Il est vray, que nous voyons souvent des peres, estre la cause de la perte de leurs enfans & de la corruption de leurs moeurs, par les mauvaises habitudes qu'ils leur laissent prendre en leur bas aage. Car les uns font gloire de les nourrir dans les delicatesses & les délices, & leur souffrent de faire tout ce qu'ils veulent, comme s'ils estoient enchantez des merveilles imaginaires de leur esprit & de leur beauté, sans se mettre en peine de ce qui en arrivera, quand ils seront grands. Les autres tout au contraire les eslevent avec trop de rigueur, comme aux maisons des mécaniques, & ceux-cy les perdent encore, car comme par une excessive delicatesse, les forces du corps & de l'esprit s'affoiblissent, aussi par un chastiment trop rude, ils deviennent si hebetez qu'ils perdent souvent toute esperance d'apprendre, & sont en des apprehensions continuelles, qui les empechent de faire rien de viril, de maniere que pour les rendre tels qu'ils doivent estre, il n'est rien meilleur que de tenir un milieu, entre la douceur & la severité, afin qu'aux occasions ils soient tousjours discrets & sages, & apprennent sans timidité.

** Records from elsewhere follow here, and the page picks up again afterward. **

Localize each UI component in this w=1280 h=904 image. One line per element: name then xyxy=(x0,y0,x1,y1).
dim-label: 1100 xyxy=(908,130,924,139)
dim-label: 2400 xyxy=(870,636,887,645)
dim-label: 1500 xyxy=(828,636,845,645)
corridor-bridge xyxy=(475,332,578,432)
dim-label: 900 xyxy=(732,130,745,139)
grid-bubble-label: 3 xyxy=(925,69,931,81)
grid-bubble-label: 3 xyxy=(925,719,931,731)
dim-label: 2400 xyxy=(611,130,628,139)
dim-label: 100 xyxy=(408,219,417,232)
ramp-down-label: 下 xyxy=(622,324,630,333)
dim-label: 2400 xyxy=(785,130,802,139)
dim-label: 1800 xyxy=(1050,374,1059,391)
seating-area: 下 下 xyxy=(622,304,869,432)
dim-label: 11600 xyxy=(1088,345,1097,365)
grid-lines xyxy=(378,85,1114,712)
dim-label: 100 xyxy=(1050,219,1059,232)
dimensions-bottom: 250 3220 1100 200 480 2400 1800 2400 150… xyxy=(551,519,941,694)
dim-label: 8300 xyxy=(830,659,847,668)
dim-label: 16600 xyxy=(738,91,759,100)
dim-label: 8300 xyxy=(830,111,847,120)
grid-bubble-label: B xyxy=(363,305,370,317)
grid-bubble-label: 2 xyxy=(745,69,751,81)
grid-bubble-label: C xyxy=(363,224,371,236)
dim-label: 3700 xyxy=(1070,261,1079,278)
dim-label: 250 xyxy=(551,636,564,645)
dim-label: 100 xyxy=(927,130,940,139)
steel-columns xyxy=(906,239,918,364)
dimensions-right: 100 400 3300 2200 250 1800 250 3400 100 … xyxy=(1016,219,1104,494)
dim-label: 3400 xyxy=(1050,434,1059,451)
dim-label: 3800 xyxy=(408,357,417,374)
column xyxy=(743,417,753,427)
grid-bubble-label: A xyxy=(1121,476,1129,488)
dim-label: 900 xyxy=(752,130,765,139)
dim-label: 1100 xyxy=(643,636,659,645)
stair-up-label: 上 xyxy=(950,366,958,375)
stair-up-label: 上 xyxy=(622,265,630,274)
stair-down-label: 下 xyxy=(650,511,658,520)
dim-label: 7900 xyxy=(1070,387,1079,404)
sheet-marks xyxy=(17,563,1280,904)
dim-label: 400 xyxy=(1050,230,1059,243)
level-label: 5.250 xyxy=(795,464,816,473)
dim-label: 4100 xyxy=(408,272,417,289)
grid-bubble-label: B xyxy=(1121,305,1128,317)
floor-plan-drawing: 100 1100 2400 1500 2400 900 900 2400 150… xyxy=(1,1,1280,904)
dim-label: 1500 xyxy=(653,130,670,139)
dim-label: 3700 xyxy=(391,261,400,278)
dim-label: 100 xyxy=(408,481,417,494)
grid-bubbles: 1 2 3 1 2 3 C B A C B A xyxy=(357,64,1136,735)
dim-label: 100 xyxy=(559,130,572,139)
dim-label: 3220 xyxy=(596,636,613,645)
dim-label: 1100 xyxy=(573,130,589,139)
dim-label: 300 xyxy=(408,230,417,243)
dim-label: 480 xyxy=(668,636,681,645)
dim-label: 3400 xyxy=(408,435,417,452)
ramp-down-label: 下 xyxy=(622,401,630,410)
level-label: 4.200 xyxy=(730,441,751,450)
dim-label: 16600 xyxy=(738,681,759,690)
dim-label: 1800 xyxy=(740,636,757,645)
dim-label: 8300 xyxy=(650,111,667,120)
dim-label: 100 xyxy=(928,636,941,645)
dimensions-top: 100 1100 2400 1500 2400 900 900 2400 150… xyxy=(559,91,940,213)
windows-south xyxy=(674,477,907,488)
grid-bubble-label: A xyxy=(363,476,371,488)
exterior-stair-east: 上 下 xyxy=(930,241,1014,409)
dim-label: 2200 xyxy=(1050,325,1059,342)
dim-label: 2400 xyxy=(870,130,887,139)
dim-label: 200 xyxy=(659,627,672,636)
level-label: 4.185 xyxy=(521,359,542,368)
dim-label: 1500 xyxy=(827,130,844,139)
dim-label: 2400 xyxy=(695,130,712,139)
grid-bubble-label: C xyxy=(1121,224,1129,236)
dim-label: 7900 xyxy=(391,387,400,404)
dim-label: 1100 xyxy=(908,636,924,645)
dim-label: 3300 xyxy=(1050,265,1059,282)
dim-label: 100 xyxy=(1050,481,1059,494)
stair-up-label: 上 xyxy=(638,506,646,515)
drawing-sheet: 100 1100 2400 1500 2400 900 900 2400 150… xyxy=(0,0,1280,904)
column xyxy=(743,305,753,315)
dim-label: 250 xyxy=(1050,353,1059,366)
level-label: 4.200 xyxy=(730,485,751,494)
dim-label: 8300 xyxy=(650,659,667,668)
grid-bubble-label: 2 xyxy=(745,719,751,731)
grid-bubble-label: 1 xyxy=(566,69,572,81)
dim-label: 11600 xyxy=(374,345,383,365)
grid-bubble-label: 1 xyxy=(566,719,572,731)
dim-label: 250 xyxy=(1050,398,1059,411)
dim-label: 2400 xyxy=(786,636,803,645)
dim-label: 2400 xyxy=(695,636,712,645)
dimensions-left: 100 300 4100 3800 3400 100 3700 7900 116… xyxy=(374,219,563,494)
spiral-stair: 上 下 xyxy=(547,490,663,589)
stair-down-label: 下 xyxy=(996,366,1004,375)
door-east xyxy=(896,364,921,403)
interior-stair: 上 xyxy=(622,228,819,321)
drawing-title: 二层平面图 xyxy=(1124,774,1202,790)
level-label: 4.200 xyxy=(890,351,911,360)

Or que ce milieu dans lequel consîste la vertu soit pratiquée par nos Sauvages envers leurs enfans, il y a apparence qu'ils n'y manquent pas en toutes choses, bien qu'ils leur souffrent les desobeissances, & de manquer au respect qu'ils doivent à leurs parens. J'en ay veu de bien sages, j'en ay veu de bien fols & temeraires, mais cela venoit de l'instinct & inclination de leur propre nature, à laquelle ils adherent, & non de l'instruction & conduite de leurs parens, lesquels les laissent vivre dans toute sorte de liberté, la bride sur le col & sans chastiment, comme ils ont esté eux mesmes eslevez sans correction, car les Sauvages n'en sçauroient souffrir à leurs enfans, & de vérité ils n'en méritent souvent pas tant que ceux d'icy, pour ce qu'ils ont moins de malices & moins d'instructions.

S'ils ne sçavent que c'est d'estre rudoyez & severement reprimendez, ils n'expérimentent non plus de delicatesses & sont eslevez fort autrement. De ses petites mignardises & caresses que les pères & mères traictent icy leurs enfans, on ne sçait que c'est aux Canadiens, car ils ayment d'une amitié plus cachée que descouverte, & plus virillement que sensuellement, & par ceste manière de gouvernement l'on peut juger comme j'ay des-ja dit, que nos Canadiens tiennent quelque chose du milieu en la conduicte de leurs enfans, & mesme nos Montagnais, lesquels ne font autre reprimende à leurs petits garçons quand ils crient, que de leur dire: & quoy ne veux tu pas te taire, je te dis que tu ne tueras point d'Ours, d'Eslans, ny de Castors, & si tu te tais tu en tueras. Et aux filles ils leur disent seulement: Chotéega maché, arreste-toy, ne crie pas & rien plus.